SIDNs and PIDNs

IDNs, or Identification Numbers, are numbers identifying data that can be transmitted between SERCOS nodes and hosts. Design of a successful SERCOS network requires a thorough knowledge of all IDNs used.

There are two types of IDNs. SIDNs (standard IDNs) are defined by the SERCOS specification. These IDNs represent data that is commonly used in drive implementations. It should be noted that it is up to the manufacturer to decide which SIDNs it will support. PIDNs (product IDNs) are defined by the manufacturer. These IDNs represent data used in the drive for features not discussed in the SERCOS specification. PIDNs vary widely between drives and manufacturers.

Drive Initialization

During initialization of a SERCOS network, many drives require the setting of certain IDNs. Please consult the drive manufacturer's documentation concerning required IDN settings.

SERCOS Cabling

Variations in cable length and material have a profound influence upon power attenuation within networks:

• Fiber optic cable length-- the longer the cable, the more optical power it absorbs.
• Fiber optic cable material (glass vs. acrylic)-- different materials absorb different quantities of light, and react differently to changes in temperature, bend radius, etc.
• Temperature-- affects transceiver and cable characteristics.
• Cable movement / bend radius-- as fiber optic cables are moved between motion components, their bend radii will vary. This, in turn, can attenuate optical signals. Generally, the smaller the bend radius, the higher the power attenuation. Cables attain their maximum optical efficiency when they are straight.

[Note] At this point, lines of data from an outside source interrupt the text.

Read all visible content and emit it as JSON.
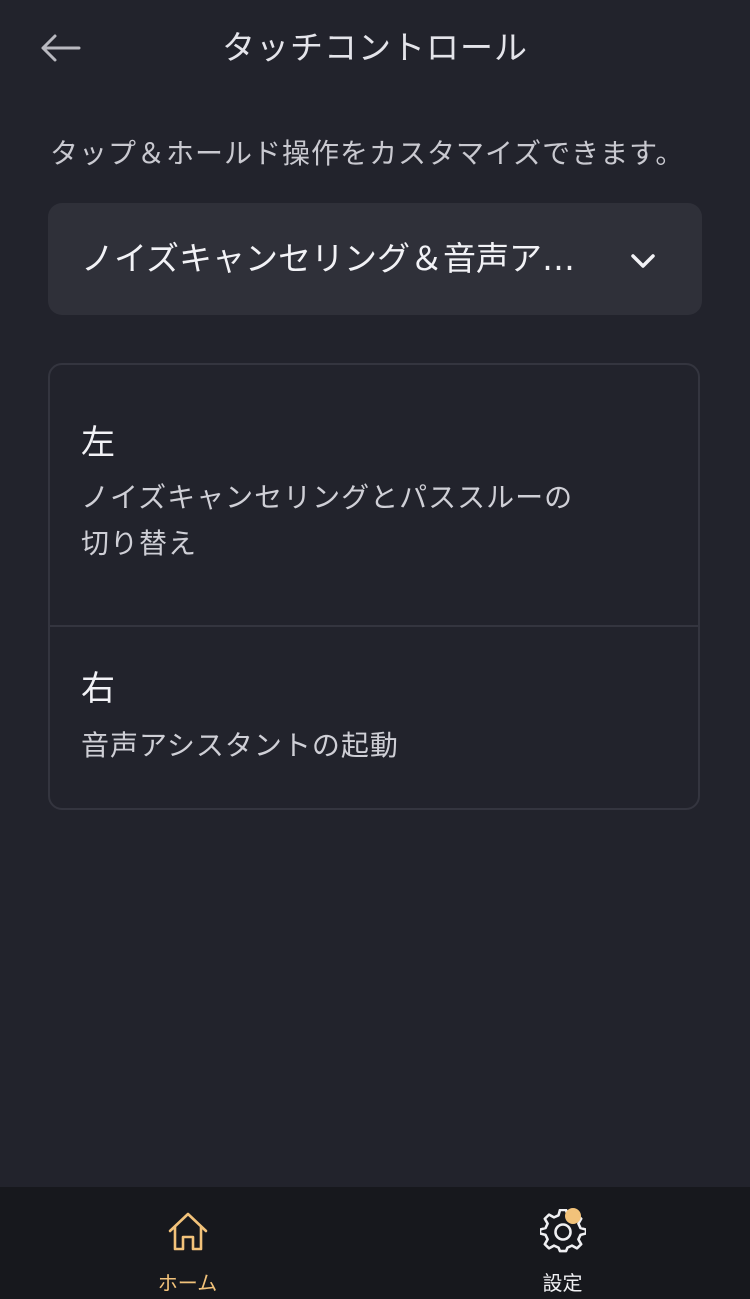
{
  "header": {
    "title": "タッチコントロール",
    "back_icon": "arrow-left-icon"
  },
  "description": "タップ＆ホールド操作をカスタマイズできます。",
  "mode_select": {
    "selected": "ノイズキャンセリング＆音声ア…",
    "chevron_icon": "chevron-down-icon"
  },
  "controls": [
    {
      "side": "左",
      "action": "ノイズキャンセリングとパススルーの切り替え"
    },
    {
      "side": "右",
      "action": "音声アシスタントの起動"
    }
  ],
  "tabbar": {
    "home": {
      "label": "ホーム",
      "icon": "home-icon",
      "active": true
    },
    "settings": {
      "label": "設定",
      "icon": "gear-icon",
      "badge": true
    }
  },
  "colors": {
    "background": "#22232c",
    "card": "#2f3039",
    "accent": "#f2c27a",
    "tabbar": "#17181d"
  }
}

Specifications for SERCOS fiber-optic cable are found in Section 5.3.3 of the SERCOS interface standard (IEC 64191); however, network designers should consult their vendors for exact cable characteristics. Depending upon the cable material used (glass vs acrylic), length and bend radius, performance will vary. Section 5.3.5 of IEC 61491 specifies system data of the optical transmission path. Conforming cables must meet this specification.

SERCOS Connectors

XMP-SERCOS controllers utilize screw-on connectors having 1/4 - 36 UNS 2A threads. Typically, transceivers use molded plastic threads, while many cable connectors are steel; therefore, use caution to prevent cross-threading and stripping.

Loose connectors do not efficiently couple the fiber-optic cable's light energy to a transceiver and can cause data corruption. Under no circumstances should connectors be left loose. (This includes situations where a transceiver's power output is too high and can be reduced by loosening the connector; this is NOT a reliable way to adjust power output!)

Setting Transmitter Power

An integral part of building a SERCOS ring is establishing optimal transmitting power for each device in the ring. Starting at the XMP controller, an optical control signal is transmitted at a specified power level. The first device in the ring receives this signal, copies and processes it, then generates a new transmission. The next device in the ring receives this secondary transmission, processes it, and so on. This relay continues through every device until the controller becomes the last device in the ring. The controller processes the telegrams it has received, calculates new control commands, then transmits new telegrams during the next data cycle. The process repeats until halted by the controller, or an interruption in the ring causes a fault.

 

When building SERCOS networks, it is crucial to match the power of each device's transmitter with the downstream device's receiver. If power levels are set too low or too high, data corruption can quickly result--a common cause of errors and problems in SERCOS networks.